4–6 Haziran tarihlerinde Amsterdam’da gerçekleşen Money20/20 Avrupa konferansının ilk iki gününe katıldım. Adının da verdiği ipucundan anlaşılacağı gibi konferansın amacı katılımcılara paranın geleceği ile ilgili 20’ye 20’lik bir vizyon kazandırmak. Konferansta paraya yön vereceği düşünülen ödeme teknolojileri, kanunlar (PSD2 ve GDPR gibi), blockchain, açık bankacılık, yapay zeka konuları yoğun olarak işlendi. Bu yazıda sizinle not ve gözlemlerimi paylaşacağım.

Açılış konuşmaları

Açılış Hollanda merkezli INGBank’ın CEO’su Ralph Hamers tarafından yapıldı. Hamers Amerika ve uzakdoğuda, özellikle Çin’de teknoloji merkezlerinin gelişmekte olduğunu, Avrupa’nın da benzer merkeze ihtiyacı olduğunu, Amsterdam’ın bunun için uygun bir yer olduğunu, kendi bankasının bu amaçla akademisyenlere, girişimcilere ve düzenleyicilere açık olacak yeni bir kampüs kurmakta olduklarının haberini verdi. Bu kampüsün hedefinin INGBank’ın yenilikçi bir açık bankacılık platformu olarak gelişmesini sağlayacak, bankacılığın geleceğinin planlandığı bir çekim merkezi olması olduğunu anlattı.

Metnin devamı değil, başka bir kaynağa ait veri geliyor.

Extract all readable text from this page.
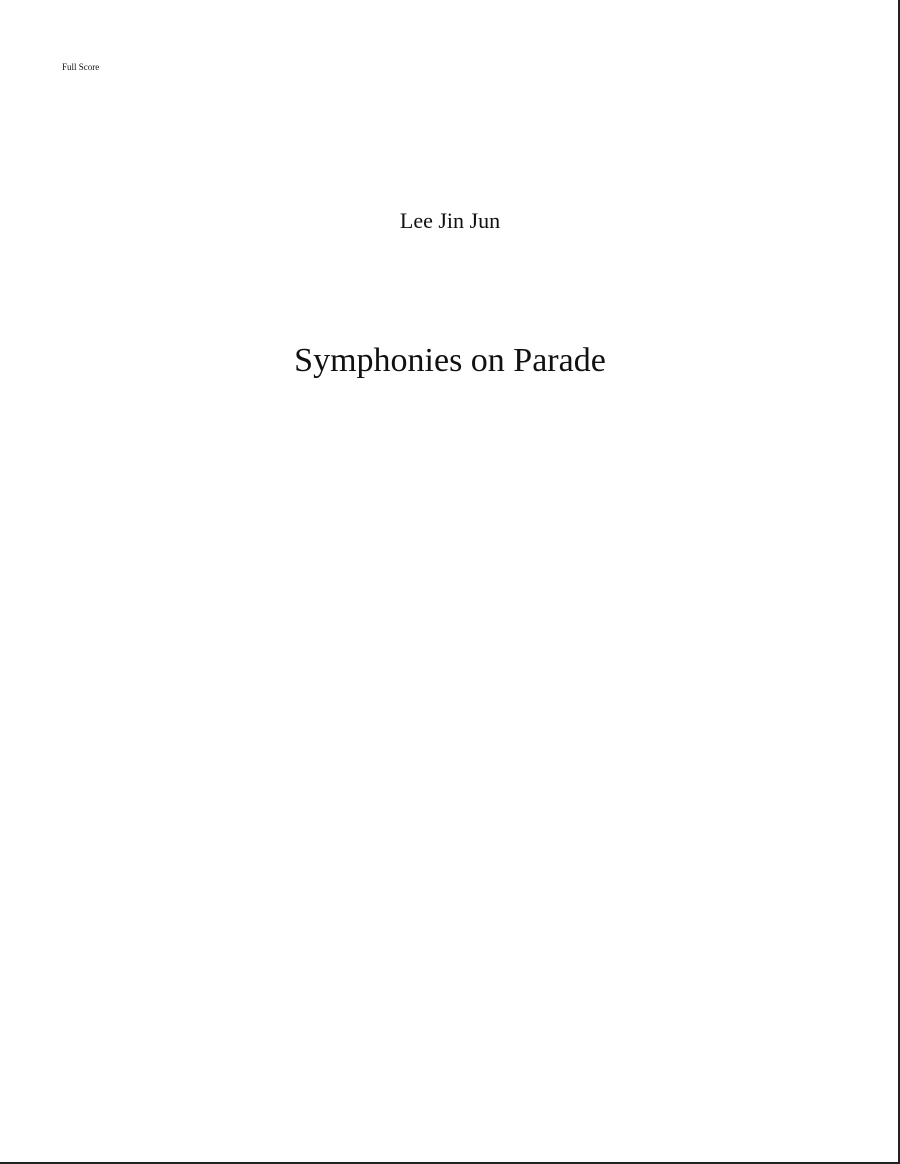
Full Score
Lee Jin Jun
Symphonies on Parade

HSBC Grup COO’su Andy Maguire ise teknolojiye, yeni fikirlere ve girişimlere serinkanlı bir yaklaşımı olduğunu anlatırken bankasının isminin “Highly Simple Becomes Complicated” iş yapış şeklinden geldiği şakası ile açılışa renk kattı.

BBVA CEO’su Carlos Torres Vilainsanların bankalara paralarını güvenle teslim ettikleri için gelecekte de verilerini güvenle teslim edecekleri yerin bankalar olacağını düşündüğünü anlattı. Vila, hiç bir ürün veya hizmetinin bedelinin kişinin mahremiyeti ile ödenemeyeceğini düşündüğünü bir kaç kere tekrar etti.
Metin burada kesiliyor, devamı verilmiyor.